Konsep Besar Sri Mulyani Tangani Emisi Karbon di Dunia

Jakarta, CNBC Indonesia – Menteri Keuangan Sri Mulyani Indrawati mengungkapkan kalau fenomena perubahan iklim sewarna dengan pandemi Covid-19. Seharusnya seluruh dunia juga bisa menempatkannya pada satu fokus yang sama.

Persoalan menghadapi polusi udara dan karbon dioksida (CO2) saat ini, kata Sri Mulyani adalah kegagalan di hampir terjadi di semesta dunia, karena tidak menyerahkan harga pada polusi serupa karbon.

“Jadi harus ada metodologi dengan diubah. Kita harus mengatasi kegagalan di pasar tersebut. Itu mengapa mengatasi perkara karbon secara global ini penting, ” jelas Sri Mulyani dalam sebuah webinar.


“Saat kita bicara tentang karbon di market, tiap negara memiliki harga karbon dengan berbeda-beda, ini tidak merembes akal. Jadi harus ada satu area dimana kita harus membahas dan menyalahi karbon di market serta menetapkan harganya, ” kata Sri Mulyani melanjutkan.

Bertambah lanjut Sri Mulyani membaca bahwa, harga karbon yang ditetapkan dari beberapa negara masih rendah. Karena seharusnya harga karbon dinilai sebesar US$ 40 hingga US$ 120.

“Harga karbon oleh panel (G20) harusnya 40 dolar. Akan tetapi sekarang 2 dolar, 3 dolar, dan jika refleksikan untuk cegah katastropik, jadi harga karbon harus setinggi 120 dolar dan ini masih terus kita diskusikan, ” ujarnya.

Oleh karena itu, sebutan Sri Mulyani Indonesia jadi negara berkembang sudah mulai harus memikirkan misi pengurangan karbon ini.

Di tanah air tunggal, kata Sri Mulyani pihaknya harus menentukan terlebih dahulu targetnya, dan mulai mengidentifikasi mana karbon yang bermula dari kehutanan, energi, agrikultur, pertanian, atau semua hal-hal yang berkontribusi pada tingkat polusi.

“Kita harus perkuat ekosistem untuk pasar karbon dan Indonesia menginisiasi pasar karbon, merancang mekanisme pasar dan menghadirkan harga-harga dan juga pajak karbon.
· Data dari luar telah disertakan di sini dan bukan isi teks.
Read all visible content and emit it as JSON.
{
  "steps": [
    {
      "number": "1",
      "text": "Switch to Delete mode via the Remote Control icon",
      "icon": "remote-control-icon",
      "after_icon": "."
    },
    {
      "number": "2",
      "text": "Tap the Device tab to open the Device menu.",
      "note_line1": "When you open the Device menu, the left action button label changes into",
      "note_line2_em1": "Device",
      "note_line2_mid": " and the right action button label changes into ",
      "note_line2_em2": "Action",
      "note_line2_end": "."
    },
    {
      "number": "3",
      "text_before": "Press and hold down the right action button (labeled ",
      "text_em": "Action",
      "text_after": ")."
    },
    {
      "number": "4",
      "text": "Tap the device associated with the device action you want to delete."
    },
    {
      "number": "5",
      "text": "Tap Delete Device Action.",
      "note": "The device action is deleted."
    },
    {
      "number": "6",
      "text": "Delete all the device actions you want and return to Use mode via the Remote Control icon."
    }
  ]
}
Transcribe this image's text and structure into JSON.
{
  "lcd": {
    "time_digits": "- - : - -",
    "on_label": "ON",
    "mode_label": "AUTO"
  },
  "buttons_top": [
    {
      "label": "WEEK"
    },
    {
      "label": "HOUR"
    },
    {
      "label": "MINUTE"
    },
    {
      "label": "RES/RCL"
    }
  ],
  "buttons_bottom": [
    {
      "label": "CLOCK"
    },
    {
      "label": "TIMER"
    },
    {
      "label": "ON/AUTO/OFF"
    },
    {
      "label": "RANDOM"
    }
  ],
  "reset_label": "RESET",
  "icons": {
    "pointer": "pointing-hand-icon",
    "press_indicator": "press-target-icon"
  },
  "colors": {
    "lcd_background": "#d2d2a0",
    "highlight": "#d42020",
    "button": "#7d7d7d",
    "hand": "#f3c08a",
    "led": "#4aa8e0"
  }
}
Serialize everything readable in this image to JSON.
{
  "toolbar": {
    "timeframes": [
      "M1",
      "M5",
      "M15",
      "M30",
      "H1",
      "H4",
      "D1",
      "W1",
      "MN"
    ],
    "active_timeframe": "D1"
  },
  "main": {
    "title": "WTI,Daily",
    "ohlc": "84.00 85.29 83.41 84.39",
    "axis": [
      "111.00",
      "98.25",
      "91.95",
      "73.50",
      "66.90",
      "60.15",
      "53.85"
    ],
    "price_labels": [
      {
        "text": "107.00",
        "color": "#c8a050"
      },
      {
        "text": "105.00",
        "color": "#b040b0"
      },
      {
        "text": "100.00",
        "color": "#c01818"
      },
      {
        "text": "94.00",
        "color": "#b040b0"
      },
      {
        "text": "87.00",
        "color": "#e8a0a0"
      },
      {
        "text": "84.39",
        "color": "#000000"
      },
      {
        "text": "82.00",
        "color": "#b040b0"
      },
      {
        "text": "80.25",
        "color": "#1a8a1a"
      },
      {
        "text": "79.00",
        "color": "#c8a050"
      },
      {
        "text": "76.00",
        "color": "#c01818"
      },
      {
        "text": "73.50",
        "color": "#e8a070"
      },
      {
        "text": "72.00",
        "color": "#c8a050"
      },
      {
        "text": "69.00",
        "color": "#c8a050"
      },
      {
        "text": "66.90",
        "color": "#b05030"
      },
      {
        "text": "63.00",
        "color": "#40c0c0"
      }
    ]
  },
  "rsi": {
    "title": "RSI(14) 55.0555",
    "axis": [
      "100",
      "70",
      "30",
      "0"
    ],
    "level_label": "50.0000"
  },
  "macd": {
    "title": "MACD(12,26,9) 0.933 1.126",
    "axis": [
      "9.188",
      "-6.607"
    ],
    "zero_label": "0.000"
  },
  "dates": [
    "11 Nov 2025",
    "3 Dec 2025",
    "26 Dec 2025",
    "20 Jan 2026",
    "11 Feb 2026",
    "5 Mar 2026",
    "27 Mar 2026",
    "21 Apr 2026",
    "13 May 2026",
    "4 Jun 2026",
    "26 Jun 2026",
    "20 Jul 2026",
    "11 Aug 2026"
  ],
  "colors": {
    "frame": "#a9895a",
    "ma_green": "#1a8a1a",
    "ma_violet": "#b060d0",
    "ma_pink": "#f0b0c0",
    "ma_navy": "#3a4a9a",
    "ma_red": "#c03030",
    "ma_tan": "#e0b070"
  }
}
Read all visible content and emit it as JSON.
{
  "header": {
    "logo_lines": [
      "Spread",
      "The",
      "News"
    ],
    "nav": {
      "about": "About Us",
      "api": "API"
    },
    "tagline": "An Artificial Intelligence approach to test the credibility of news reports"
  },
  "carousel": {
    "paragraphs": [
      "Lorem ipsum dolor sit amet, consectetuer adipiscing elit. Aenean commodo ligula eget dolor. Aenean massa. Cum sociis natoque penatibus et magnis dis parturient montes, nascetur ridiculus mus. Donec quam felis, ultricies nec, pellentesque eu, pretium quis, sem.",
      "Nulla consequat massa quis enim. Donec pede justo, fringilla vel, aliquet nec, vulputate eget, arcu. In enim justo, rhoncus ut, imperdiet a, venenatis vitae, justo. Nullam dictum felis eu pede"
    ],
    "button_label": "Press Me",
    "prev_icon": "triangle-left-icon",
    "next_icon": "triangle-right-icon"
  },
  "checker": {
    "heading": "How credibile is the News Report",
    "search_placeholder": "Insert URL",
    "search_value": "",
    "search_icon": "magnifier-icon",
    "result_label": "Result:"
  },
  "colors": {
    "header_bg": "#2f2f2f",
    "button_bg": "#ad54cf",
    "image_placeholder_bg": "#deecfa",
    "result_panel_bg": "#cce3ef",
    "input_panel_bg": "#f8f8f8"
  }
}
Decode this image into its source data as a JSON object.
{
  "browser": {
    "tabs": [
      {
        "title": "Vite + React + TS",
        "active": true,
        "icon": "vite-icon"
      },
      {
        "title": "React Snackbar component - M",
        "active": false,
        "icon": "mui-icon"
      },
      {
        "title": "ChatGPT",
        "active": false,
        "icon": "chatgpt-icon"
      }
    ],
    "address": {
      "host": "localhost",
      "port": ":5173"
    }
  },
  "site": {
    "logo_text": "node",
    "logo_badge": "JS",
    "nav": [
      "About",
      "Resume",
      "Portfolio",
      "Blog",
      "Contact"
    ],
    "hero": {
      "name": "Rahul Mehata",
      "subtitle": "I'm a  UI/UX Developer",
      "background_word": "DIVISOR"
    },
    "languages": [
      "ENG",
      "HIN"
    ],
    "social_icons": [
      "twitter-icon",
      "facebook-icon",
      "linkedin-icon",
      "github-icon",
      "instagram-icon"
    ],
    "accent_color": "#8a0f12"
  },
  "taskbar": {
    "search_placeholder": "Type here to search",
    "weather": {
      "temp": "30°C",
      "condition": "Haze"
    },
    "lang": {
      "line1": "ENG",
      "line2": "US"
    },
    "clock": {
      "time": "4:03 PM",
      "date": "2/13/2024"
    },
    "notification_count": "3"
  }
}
Semua adalah perencanaan yang mulai disosialisasikan, ” jelas Sri Mulyani.

Indonesia berkomitmen buat mengurangi emisi gas vila kaca sebanyak 26% di dalam tahun ini dan 29% pada tahun 2030. Oleh karenanya, untuk mencapai tujuan ini, maka regulasi buat pungutan atas emisi karbon diperlukan.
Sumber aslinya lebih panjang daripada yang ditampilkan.